Une vague de sensibilisation d’ampleur inédite

Depuis le décès tragique de George Floyd en mai dernier, le regard d’une partie de la population à l’égard de la communauté noire a changé. Le mouvement Black Lives Matters a voyagé partout à travers le monde et a permis de sensibiliser ceux qui auparavant ne s’intéressaient pas forcément à la cause des Noirs.
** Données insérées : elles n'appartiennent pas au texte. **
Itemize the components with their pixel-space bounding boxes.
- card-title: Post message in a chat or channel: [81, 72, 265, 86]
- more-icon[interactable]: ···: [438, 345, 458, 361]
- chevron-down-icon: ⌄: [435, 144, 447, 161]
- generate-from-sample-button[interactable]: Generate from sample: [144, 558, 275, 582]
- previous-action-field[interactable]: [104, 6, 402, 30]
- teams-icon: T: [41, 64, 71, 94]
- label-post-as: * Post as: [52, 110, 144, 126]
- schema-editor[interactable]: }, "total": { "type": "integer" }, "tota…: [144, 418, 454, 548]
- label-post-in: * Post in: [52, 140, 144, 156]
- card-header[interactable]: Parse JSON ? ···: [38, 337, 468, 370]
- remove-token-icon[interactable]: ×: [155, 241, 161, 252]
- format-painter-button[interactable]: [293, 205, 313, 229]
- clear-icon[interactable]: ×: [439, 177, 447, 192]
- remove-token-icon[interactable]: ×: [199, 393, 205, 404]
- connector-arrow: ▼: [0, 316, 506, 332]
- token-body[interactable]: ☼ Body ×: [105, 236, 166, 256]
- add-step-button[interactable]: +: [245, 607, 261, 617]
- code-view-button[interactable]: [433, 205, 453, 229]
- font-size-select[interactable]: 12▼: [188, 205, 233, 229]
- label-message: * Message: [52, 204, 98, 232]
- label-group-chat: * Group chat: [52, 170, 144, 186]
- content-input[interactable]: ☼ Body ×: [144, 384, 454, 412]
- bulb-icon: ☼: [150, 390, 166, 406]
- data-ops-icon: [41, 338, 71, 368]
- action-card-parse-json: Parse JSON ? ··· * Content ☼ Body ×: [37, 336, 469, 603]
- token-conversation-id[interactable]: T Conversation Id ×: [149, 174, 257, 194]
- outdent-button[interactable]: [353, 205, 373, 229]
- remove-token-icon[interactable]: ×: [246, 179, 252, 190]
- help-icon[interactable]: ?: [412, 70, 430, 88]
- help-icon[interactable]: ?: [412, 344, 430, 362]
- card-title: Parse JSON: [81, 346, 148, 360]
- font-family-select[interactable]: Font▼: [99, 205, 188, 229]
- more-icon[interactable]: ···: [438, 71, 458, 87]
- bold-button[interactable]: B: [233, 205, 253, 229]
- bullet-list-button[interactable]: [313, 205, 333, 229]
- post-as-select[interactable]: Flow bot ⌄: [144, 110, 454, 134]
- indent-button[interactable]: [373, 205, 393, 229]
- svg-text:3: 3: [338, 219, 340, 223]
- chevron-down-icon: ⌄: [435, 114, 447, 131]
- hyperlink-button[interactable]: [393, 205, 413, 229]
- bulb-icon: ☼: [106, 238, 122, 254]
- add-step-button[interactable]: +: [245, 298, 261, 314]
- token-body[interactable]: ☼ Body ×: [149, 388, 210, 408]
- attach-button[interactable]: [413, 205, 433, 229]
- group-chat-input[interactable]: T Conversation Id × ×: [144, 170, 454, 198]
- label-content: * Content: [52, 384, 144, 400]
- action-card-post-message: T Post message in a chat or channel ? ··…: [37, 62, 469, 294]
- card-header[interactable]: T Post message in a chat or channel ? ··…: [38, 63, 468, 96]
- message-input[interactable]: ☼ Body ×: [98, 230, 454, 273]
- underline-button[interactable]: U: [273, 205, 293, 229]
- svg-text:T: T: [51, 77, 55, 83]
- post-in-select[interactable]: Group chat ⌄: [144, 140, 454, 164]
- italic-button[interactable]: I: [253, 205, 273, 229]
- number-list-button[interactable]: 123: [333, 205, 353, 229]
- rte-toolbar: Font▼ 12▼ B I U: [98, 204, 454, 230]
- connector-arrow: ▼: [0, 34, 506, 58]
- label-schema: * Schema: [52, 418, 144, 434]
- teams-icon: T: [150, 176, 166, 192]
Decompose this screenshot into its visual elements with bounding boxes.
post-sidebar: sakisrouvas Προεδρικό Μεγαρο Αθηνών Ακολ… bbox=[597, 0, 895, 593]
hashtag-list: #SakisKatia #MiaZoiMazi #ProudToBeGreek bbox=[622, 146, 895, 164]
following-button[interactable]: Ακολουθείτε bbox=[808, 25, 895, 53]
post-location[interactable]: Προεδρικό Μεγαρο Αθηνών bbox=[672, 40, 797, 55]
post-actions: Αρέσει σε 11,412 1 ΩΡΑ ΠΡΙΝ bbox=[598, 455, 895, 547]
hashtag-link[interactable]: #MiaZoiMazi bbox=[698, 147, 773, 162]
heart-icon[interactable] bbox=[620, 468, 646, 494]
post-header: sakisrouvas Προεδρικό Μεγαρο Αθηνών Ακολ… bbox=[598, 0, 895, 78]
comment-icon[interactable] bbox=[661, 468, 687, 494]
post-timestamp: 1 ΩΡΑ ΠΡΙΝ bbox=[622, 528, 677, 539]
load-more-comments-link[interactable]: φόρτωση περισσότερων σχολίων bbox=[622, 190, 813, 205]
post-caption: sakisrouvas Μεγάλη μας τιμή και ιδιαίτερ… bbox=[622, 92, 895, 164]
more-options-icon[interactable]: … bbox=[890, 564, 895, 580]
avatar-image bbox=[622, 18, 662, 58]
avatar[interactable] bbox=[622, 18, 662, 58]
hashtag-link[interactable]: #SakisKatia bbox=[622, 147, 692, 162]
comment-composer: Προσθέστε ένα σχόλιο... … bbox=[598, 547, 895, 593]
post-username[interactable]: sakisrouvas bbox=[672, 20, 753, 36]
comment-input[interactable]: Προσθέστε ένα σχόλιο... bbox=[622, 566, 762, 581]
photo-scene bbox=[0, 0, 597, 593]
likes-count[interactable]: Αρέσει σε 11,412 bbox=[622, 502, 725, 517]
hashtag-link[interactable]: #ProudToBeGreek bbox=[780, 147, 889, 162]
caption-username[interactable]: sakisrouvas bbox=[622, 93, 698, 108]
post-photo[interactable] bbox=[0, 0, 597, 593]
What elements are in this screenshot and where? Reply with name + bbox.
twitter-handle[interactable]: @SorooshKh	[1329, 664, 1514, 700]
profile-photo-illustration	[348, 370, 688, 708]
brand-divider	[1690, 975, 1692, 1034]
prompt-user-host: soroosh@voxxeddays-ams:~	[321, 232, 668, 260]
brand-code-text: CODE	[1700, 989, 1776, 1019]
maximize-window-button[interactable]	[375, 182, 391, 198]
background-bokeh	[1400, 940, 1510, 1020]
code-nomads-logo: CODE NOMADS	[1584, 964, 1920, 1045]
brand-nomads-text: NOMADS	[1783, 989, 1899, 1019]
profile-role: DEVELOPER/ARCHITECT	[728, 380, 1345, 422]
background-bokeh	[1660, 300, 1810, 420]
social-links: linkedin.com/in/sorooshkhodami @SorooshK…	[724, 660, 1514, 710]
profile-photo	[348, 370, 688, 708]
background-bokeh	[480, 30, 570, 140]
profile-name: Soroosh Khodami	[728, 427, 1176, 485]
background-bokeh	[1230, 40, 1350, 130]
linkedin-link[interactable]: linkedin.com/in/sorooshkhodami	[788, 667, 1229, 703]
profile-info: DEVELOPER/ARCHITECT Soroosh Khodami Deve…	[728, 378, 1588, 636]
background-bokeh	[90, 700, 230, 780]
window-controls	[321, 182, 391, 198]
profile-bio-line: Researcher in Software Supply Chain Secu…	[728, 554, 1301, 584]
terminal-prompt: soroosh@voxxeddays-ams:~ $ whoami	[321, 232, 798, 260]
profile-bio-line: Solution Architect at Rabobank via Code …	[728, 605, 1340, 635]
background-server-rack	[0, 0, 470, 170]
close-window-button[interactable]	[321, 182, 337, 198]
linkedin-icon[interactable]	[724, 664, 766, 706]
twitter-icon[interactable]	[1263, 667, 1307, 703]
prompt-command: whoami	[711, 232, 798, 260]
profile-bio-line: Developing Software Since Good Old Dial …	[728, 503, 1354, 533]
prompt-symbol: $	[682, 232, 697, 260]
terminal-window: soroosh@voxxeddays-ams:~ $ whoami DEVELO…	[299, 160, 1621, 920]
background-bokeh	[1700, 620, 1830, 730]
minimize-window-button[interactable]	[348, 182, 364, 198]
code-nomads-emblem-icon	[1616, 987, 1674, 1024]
«Ce n’est pas la première fois que des policiers tuent des Noirs, mais [désormais] les choses ne seront plus comme avant puisque la mort de Floyd a ébranlé les consciences collectives et individuelles de la population [mondiale]», relate la directrice générale de Solidarité des femmes immigrantes francophones du Niagara (SOFIFRAN), Fété Ngira-Batware Kimpiobi.

Crédit : Courtoisie

Elle estime que le confinement mondial découlant de la COVID-19 a suscité des réflexions existentielles chez plusieurs, puis que la mort de Floyd est venue ajouter à cette période étrange. «Les gens ont été révoltés et révulsés de voir que d’un côté, on est en train de lutter contre un virus et, de l’autre côté, un policier tue gratuitement et dans l’indifférence quelqu’un qui se met à pleurer en suppliant de ne pas le tuer.»

Ketcia Peters, de Racine du développement Nord-Sud et Culture Canada, a d’ailleurs remarqué que la vague de sensibilisation chez la population en général est beaucoup plus importante que par le passé.

Le sentiment d’indignation contre la brutalité policière aurait donné envie à plusieurs Blancs de s’instruire sur la réalité du racisme systémique, de soutenir la communauté noire en essayant de contribuer à mettre un terme au racisme et de sortir dans les rues pour faire partie de mouvement Black Lives Matter.

*Veuillez noter que les entrevues ont été réalisées avant la controverse à l’Université d’Ottawa.